Secondo il rapporto della Commissione europea intitolato State aid scoreboard, tra ottobre 2008 e marzo 2010 i governi europei hanno stanziato 4.131 miliardi di euro per i piani di salvataggio del sistema bancario. La cifra equivale al 32,6 per cento del pil dell’Unione a 27.
Il rischio d’insolvenza dell’Irlanda ha fatto riesplodere le polemiche sull’opportunità di salvare un paese o le banche di un paese. In uno studio pubblicato su lavoce.info, Angelo Baglioni e Umberto Cherubini ricostruiscono quello che è successo dopo il fallimento della banca d’affari statunitense Lehman Brothers, nel settembre 2008: i premi pagati sui credit default swaps (titoli che assicurano contro il rischio d’insolvenza) relativi alle banche europee e al debito pubblico dell’eurozona sono aumentati. Questo significa che da quel momento sui mercati finanziari è prevalsa l’idea che eventuali insolvenze del settore bancario sarebbero ricadute sui bilanci pubblici.

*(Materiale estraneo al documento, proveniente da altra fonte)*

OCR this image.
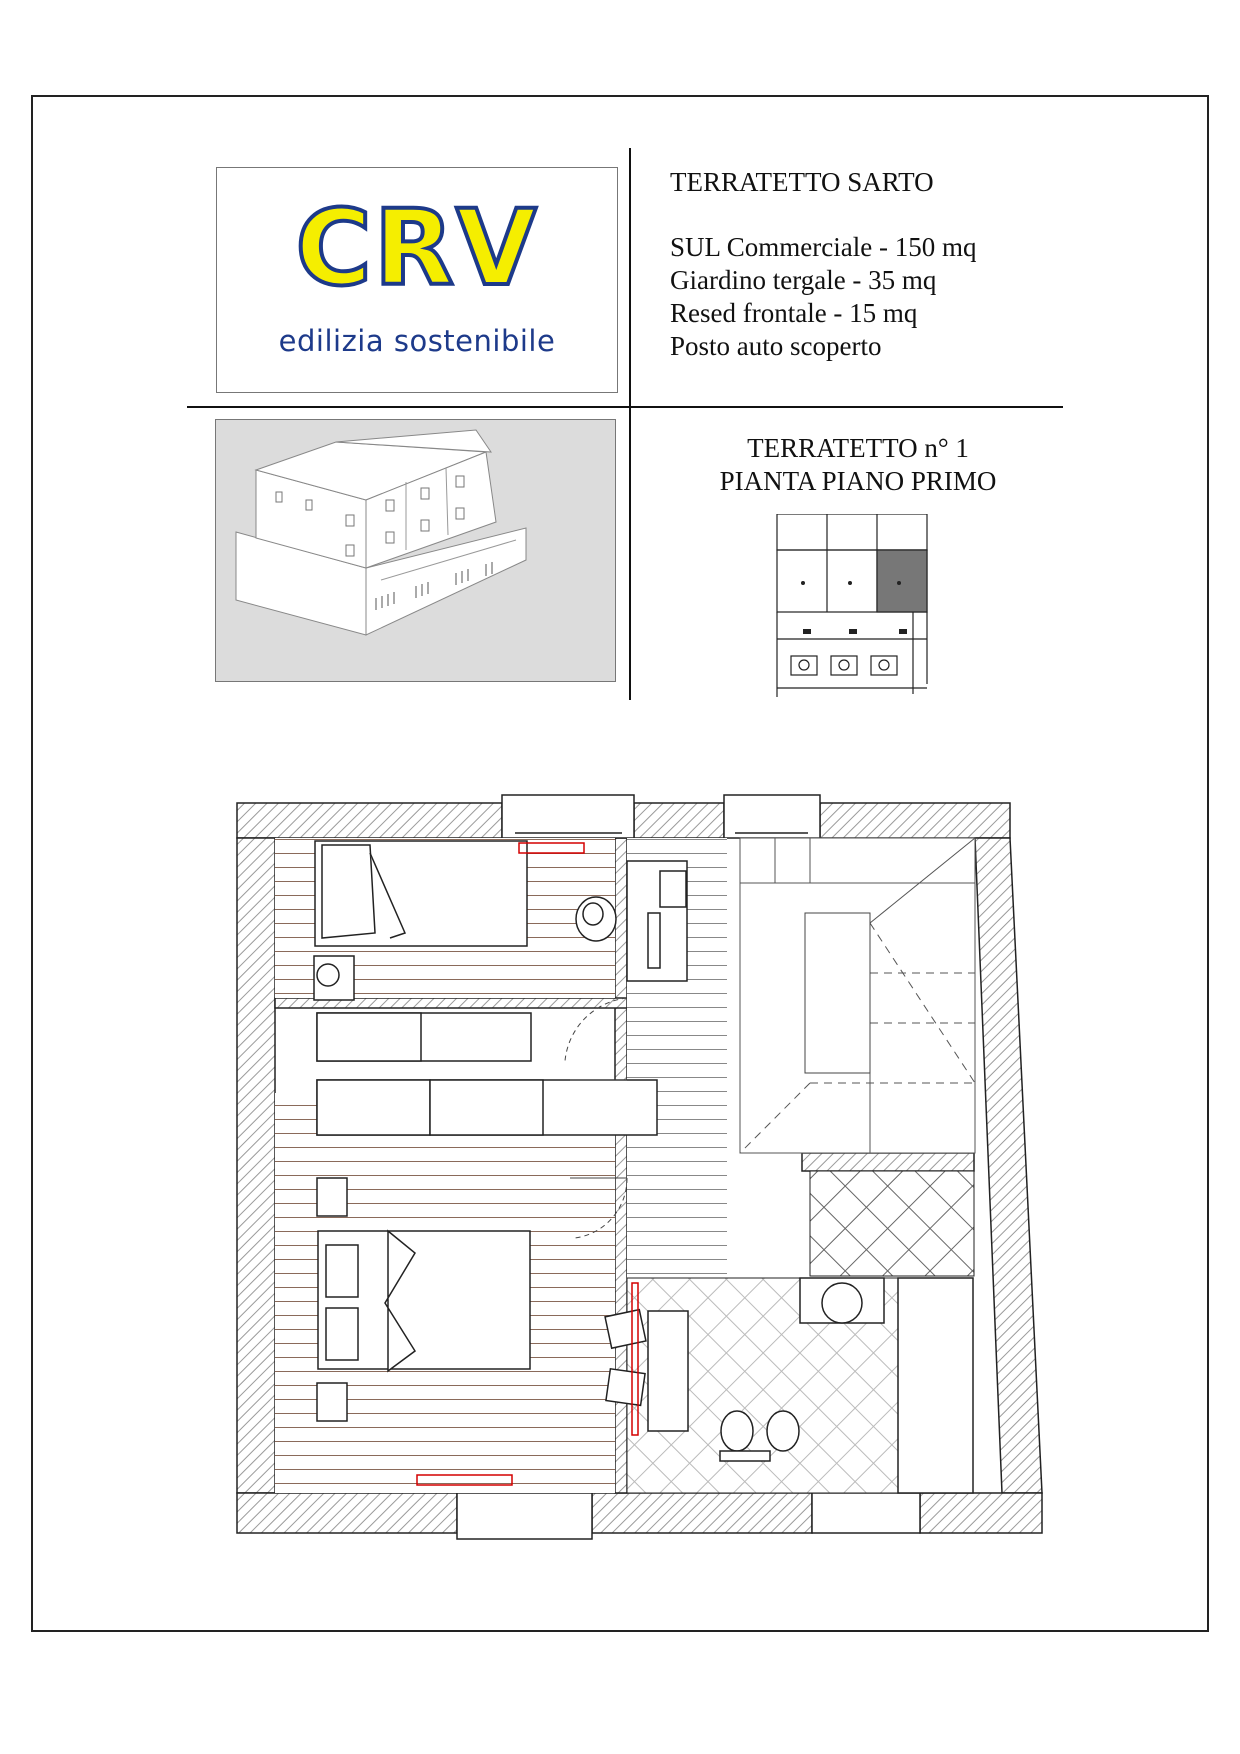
CRV
edilizia sostenibile
TERRATETTO SARTO
SUL Commerciale - 150 mq
Giardino tergale - 35 mq
Resed frontale - 15 mq
Posto auto scoperto
TERRATETTO n° 1
PIANTA PIANO PRIMO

È rimasto deluso chi credeva quindi che punendo i banchieri della Lehman ci sarebbe stata più disciplina, perché la promessa implicita di salvataggio è cresciuta. Questo esempio ci dimostra che le soluzioni più drastiche non sempre funzionano, soprattutto quando si ha a che vedere con grandi istituzioni, come la Lehman.
Lo ha capito anche la cancelliera tedesca Angela Merkel, che inizialmente puntava su una ristrutturazione del debito dell’Irlanda, in parte a carico del settore privato, e ora, invece, è disposta ad approvare un pacchetto di aiuti di decine di miliardi di euro.